Слушал я Олешникова, и в моем сознании вдруг что-то промелькнуло. Как будто дубина какая… Потом безо всякой причины железный меч появился. Потом пушка двуколая… Машина-душегубка, колючая проволока, будка для часового и человечьи кости… И еще я увидел голое поле за Житивом и на нем камни у самой дороги – все, что осталось от бывших фундаментов. Когда-то там хаты стояли, а потом люди сожгли людей… И все это постепенно стал накрывать черный гриб – навечно…
– Так что, ломаем его, твое творение? – я кивнул головой на электронный микроскоп. – А заодно и микрофотоснимки с этими… землячками. В огонь их, чтобы никто и никогда больше не видел, а нам – будто приснилось.
И тут наконец впервые подал голос Лабутько – полысевший, согбенный, куда девалась его шевелюра:
– Какими вы были, такими и остались.
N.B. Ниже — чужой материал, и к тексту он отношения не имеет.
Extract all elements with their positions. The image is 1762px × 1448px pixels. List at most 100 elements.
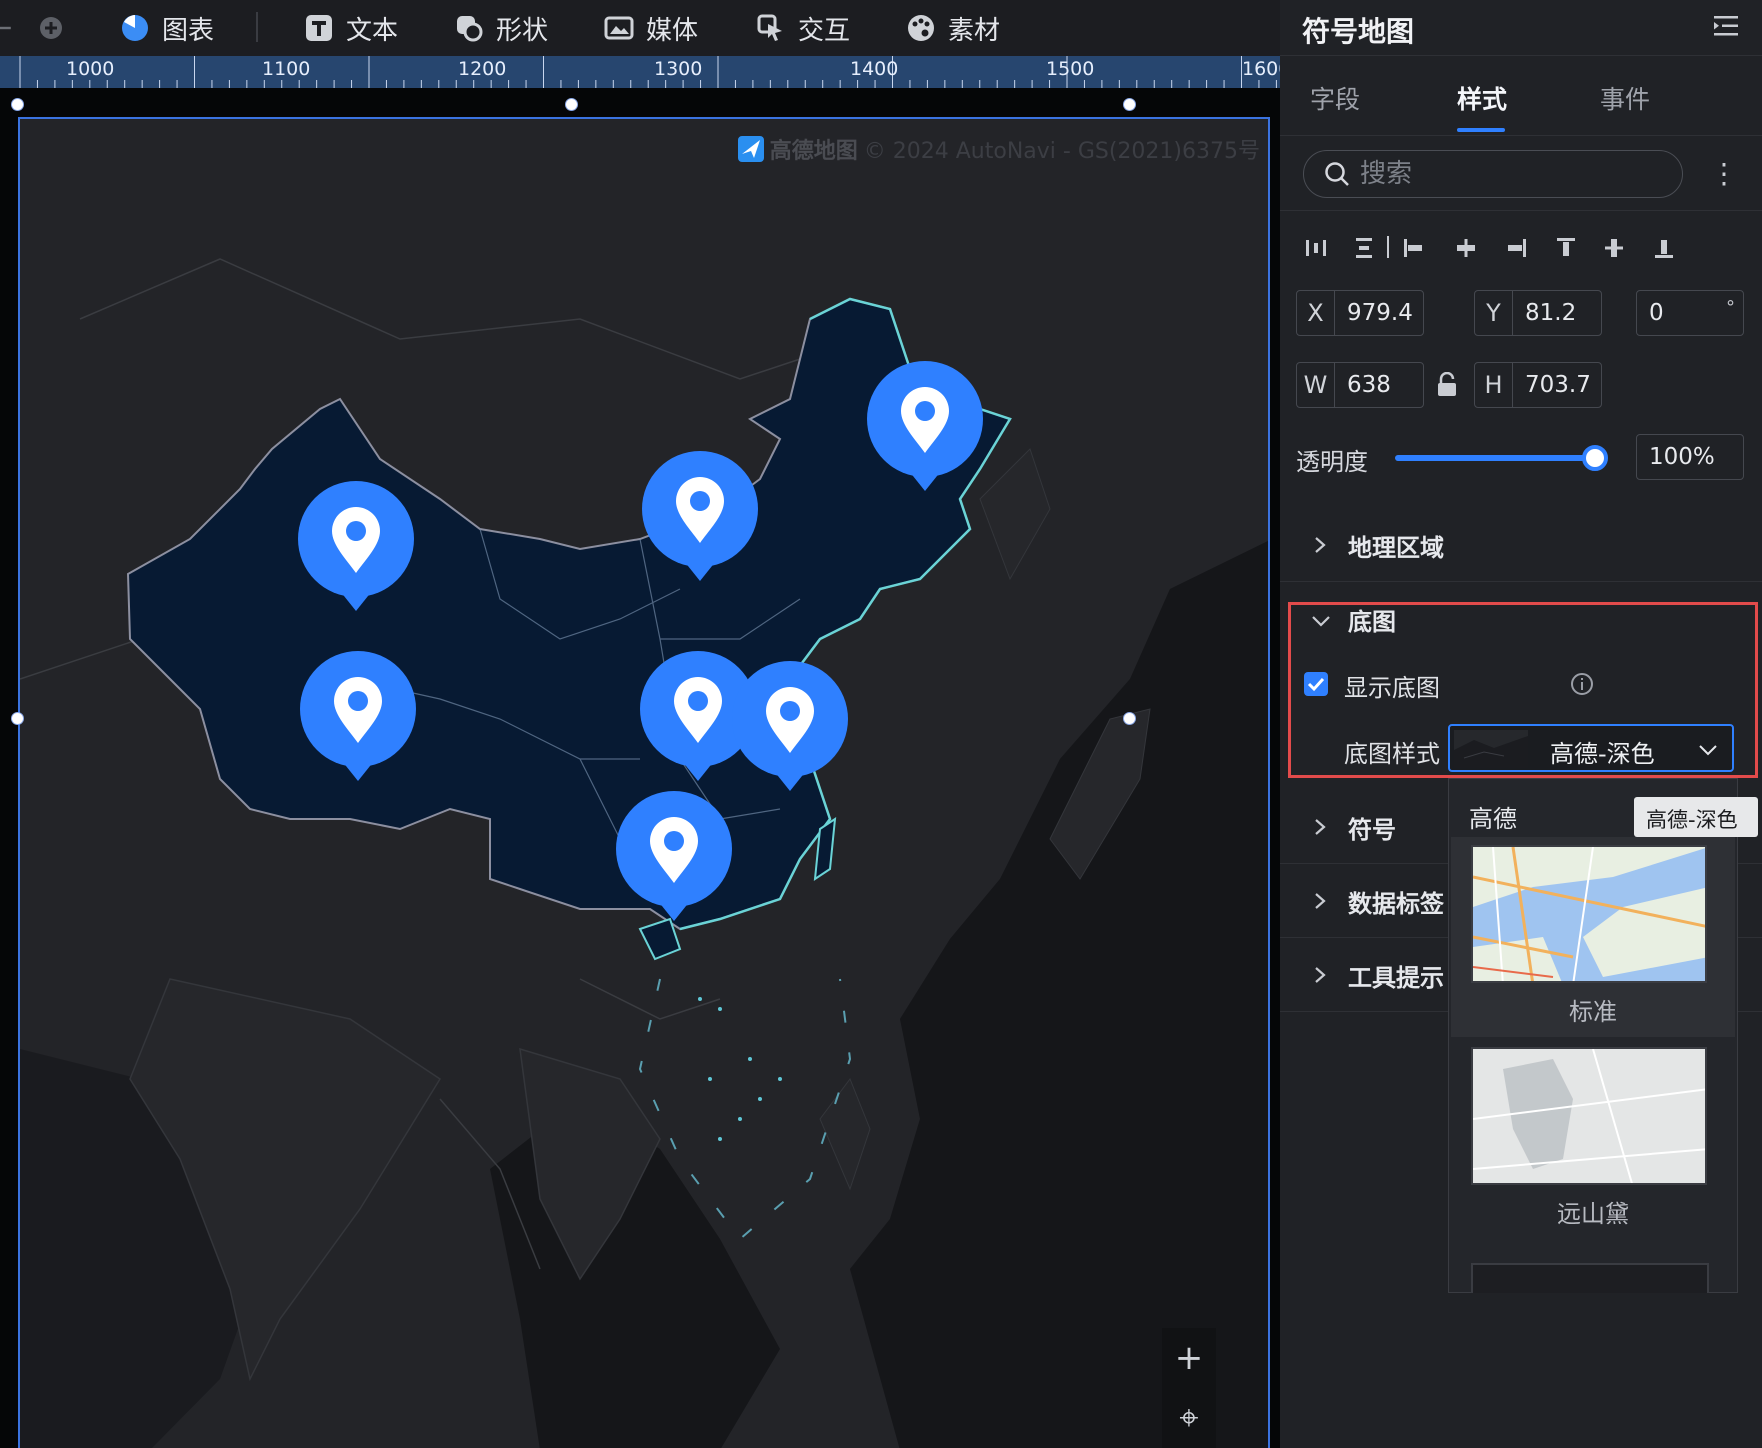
search-box: [1303, 150, 1683, 198]
y-label: Y: [1475, 291, 1513, 335]
toolbar-material-label: 素材: [948, 15, 1001, 46]
basemap-style-label: 底图样式: [1344, 740, 1440, 768]
y-value[interactable]: 81.2: [1513, 300, 1576, 326]
chevron-right-icon: [1315, 967, 1326, 983]
show-basemap-checkbox[interactable]: [1304, 672, 1328, 696]
interaction-icon: [757, 14, 782, 41]
opacity-slider-track[interactable]: [1395, 455, 1595, 461]
section-basemap-title[interactable]: 底图: [1348, 602, 1396, 637]
info-icon[interactable]: [1570, 672, 1594, 696]
rotation-value[interactable]: 0: [1637, 300, 1664, 326]
toolbar-media-label: 媒体: [646, 15, 699, 46]
align-right-icon[interactable]: [1502, 234, 1530, 262]
basemap-style-select[interactable]: 高德-深色: [1448, 724, 1734, 772]
basemap-style-thumbnail: [1454, 730, 1528, 768]
chevron-down-icon[interactable]: [1310, 610, 1332, 632]
horizontal-ruler: 1000 1100 1200 1300 1400 1500 1600: [0, 56, 1280, 88]
toolbar-add-button[interactable]: [0, 10, 18, 46]
tab-events[interactable]: 事件: [1600, 80, 1650, 116]
align-center-horizontal-icon[interactable]: [1452, 234, 1480, 262]
w-label: W: [1297, 363, 1335, 407]
width-field[interactable]: W 638: [1296, 362, 1424, 408]
text-icon: [306, 15, 332, 41]
rotation-field[interactable]: 0 °: [1636, 290, 1744, 336]
basemap-style-value: 高德-深色: [1550, 740, 1655, 768]
search-input[interactable]: [1360, 159, 1660, 189]
toolbar-interaction-button[interactable]: 交互: [756, 10, 850, 46]
x-value[interactable]: 979.4: [1335, 300, 1413, 326]
editor-canvas: 高德地图 © 2024 AutoNavi - GS(2021)6375号 + ⌖: [0, 88, 1280, 1448]
chevron-down-icon: [1699, 745, 1717, 756]
basemap-option-thumbnail: [1471, 845, 1707, 983]
y-field[interactable]: Y 81.2: [1474, 290, 1602, 336]
resize-handle-top-right[interactable]: [1123, 98, 1136, 111]
dropdown-tooltip: 高德-深色: [1634, 797, 1758, 837]
opacity-slider-thumb[interactable]: [1582, 445, 1608, 471]
toolbar-interaction-label: 交互: [798, 15, 851, 46]
align-divider: [1280, 210, 1762, 211]
basemap-option-thumbnail: [1471, 1047, 1707, 1185]
pie-chart-icon: [122, 15, 148, 41]
section-tooltip-title: 工具提示: [1348, 964, 1444, 992]
collapse-menu-icon[interactable]: [1712, 12, 1740, 40]
distribute-vertical-icon[interactable]: [1350, 234, 1378, 262]
resize-handle-top-left[interactable]: [11, 98, 24, 111]
opacity-input[interactable]: 100%: [1636, 434, 1744, 480]
ruler-label: 1500: [1046, 58, 1095, 80]
toolbar-plus-button[interactable]: [36, 10, 66, 46]
rotation-unit: °: [1726, 297, 1735, 318]
align-left-icon[interactable]: [1400, 234, 1428, 262]
media-icon: [604, 16, 634, 40]
top-toolbar: 图表 文本 形状 媒体 交互 素材: [0, 0, 1280, 56]
more-options-button[interactable]: ⋮: [1710, 156, 1738, 192]
ruler-label: 1100: [262, 58, 311, 80]
basemap-option-partial[interactable]: [1471, 1263, 1709, 1293]
height-field[interactable]: H 703.7: [1474, 362, 1602, 408]
tab-fields[interactable]: 字段: [1310, 80, 1360, 116]
tab-style[interactable]: 样式: [1457, 80, 1507, 116]
section-symbol-title: 符号: [1348, 816, 1396, 844]
dropdown-group-label: 高德: [1469, 805, 1517, 833]
distribute-horizontal-icon[interactable]: [1302, 234, 1330, 262]
amap-logo-icon: [737, 136, 764, 162]
basemap-option-label: 标准: [1569, 998, 1617, 1026]
resize-handle-top[interactable]: [565, 98, 578, 111]
align-top-icon[interactable]: [1552, 234, 1580, 262]
chevron-right-icon: [1315, 819, 1326, 835]
toolbar-media-button[interactable]: 媒体: [604, 10, 698, 46]
amap-logo-text: 高德地图: [769, 139, 858, 164]
zoom-in-button[interactable]: +: [1175, 1341, 1204, 1375]
ruler-label: 1300: [654, 58, 703, 80]
ruler-label: 1200: [458, 58, 507, 80]
map-copyright: © 2024 AutoNavi - GS(2021)6375号: [863, 139, 1260, 164]
locate-button[interactable]: ⌖: [1179, 1401, 1198, 1435]
h-label: H: [1475, 363, 1513, 407]
plus-circle-icon: [0, 26, 11, 30]
section-geo-region[interactable]: 地理区域: [1280, 508, 1762, 582]
ruler-label: 1000: [66, 58, 115, 80]
toolbar-text-label: 文本: [346, 15, 399, 46]
active-tab-indicator: [1457, 128, 1505, 132]
toolbar-text-button[interactable]: 文本: [304, 10, 398, 46]
lock-icon[interactable]: [1436, 372, 1458, 398]
shape-icon: [457, 16, 483, 42]
symbol-map-widget[interactable]: 高德地图 © 2024 AutoNavi - GS(2021)6375号 + ⌖: [18, 117, 1270, 1448]
toolbar-material-button[interactable]: 素材: [906, 10, 1000, 46]
toolbar-chart-label: 图表: [162, 15, 215, 46]
chevron-right-icon: [1315, 537, 1326, 553]
align-middle-vertical-icon[interactable]: [1600, 234, 1628, 262]
w-value[interactable]: 638: [1335, 372, 1391, 398]
resize-handle-right[interactable]: [1123, 712, 1136, 725]
x-field[interactable]: X 979.4: [1296, 290, 1424, 336]
basemap-option-standard[interactable]: 标准: [1451, 837, 1735, 1037]
resize-handle-left[interactable]: [11, 712, 24, 725]
h-value[interactable]: 703.7: [1513, 372, 1591, 398]
toolbar-shape-button[interactable]: 形状: [454, 10, 548, 46]
align-bottom-icon[interactable]: [1650, 234, 1678, 262]
toolbar-chart-button[interactable]: 图表: [120, 10, 214, 46]
map-basemap[interactable]: [20, 119, 1270, 1448]
ruler-label: 1400: [850, 58, 899, 80]
basemap-option-yuanshandai[interactable]: 远山黛: [1451, 1039, 1735, 1239]
checkmark-icon: [1307, 677, 1325, 692]
toolbar-divider: [256, 12, 258, 42]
Как говорят, горбатого могила исправит. Неужели не понимаете, что та же история доказывает – выход не в этом…
– Почему?
– А вот почему, – и тут он подсунул нам полурасшифрованные тексты своих знаменитых брусков. – Я думаю, что это – тоже их работа. Так что надо делать сообщение. Если не мы, то другие ученые их увидят и откроют. Поймите хотя бы одно: мы все сейчас будто на телеге, покатившейся с горы, а коня, что в оглоблях, уже не удержишь…
Только потом, когда все вокруг загудело-зашумело, как у нас, так и за границей, я стал все чаще и чаще вспоминать слова Олешникова о счастье и незнании всего человечества…
Однако тогда я надеялся: год-второй – и я найду сыворотку против адаманов и с адаманами будет то же, что с вирусами тифа, чумы, холеры и всякой другой заразы, с которой человечество потихоньку справлялось».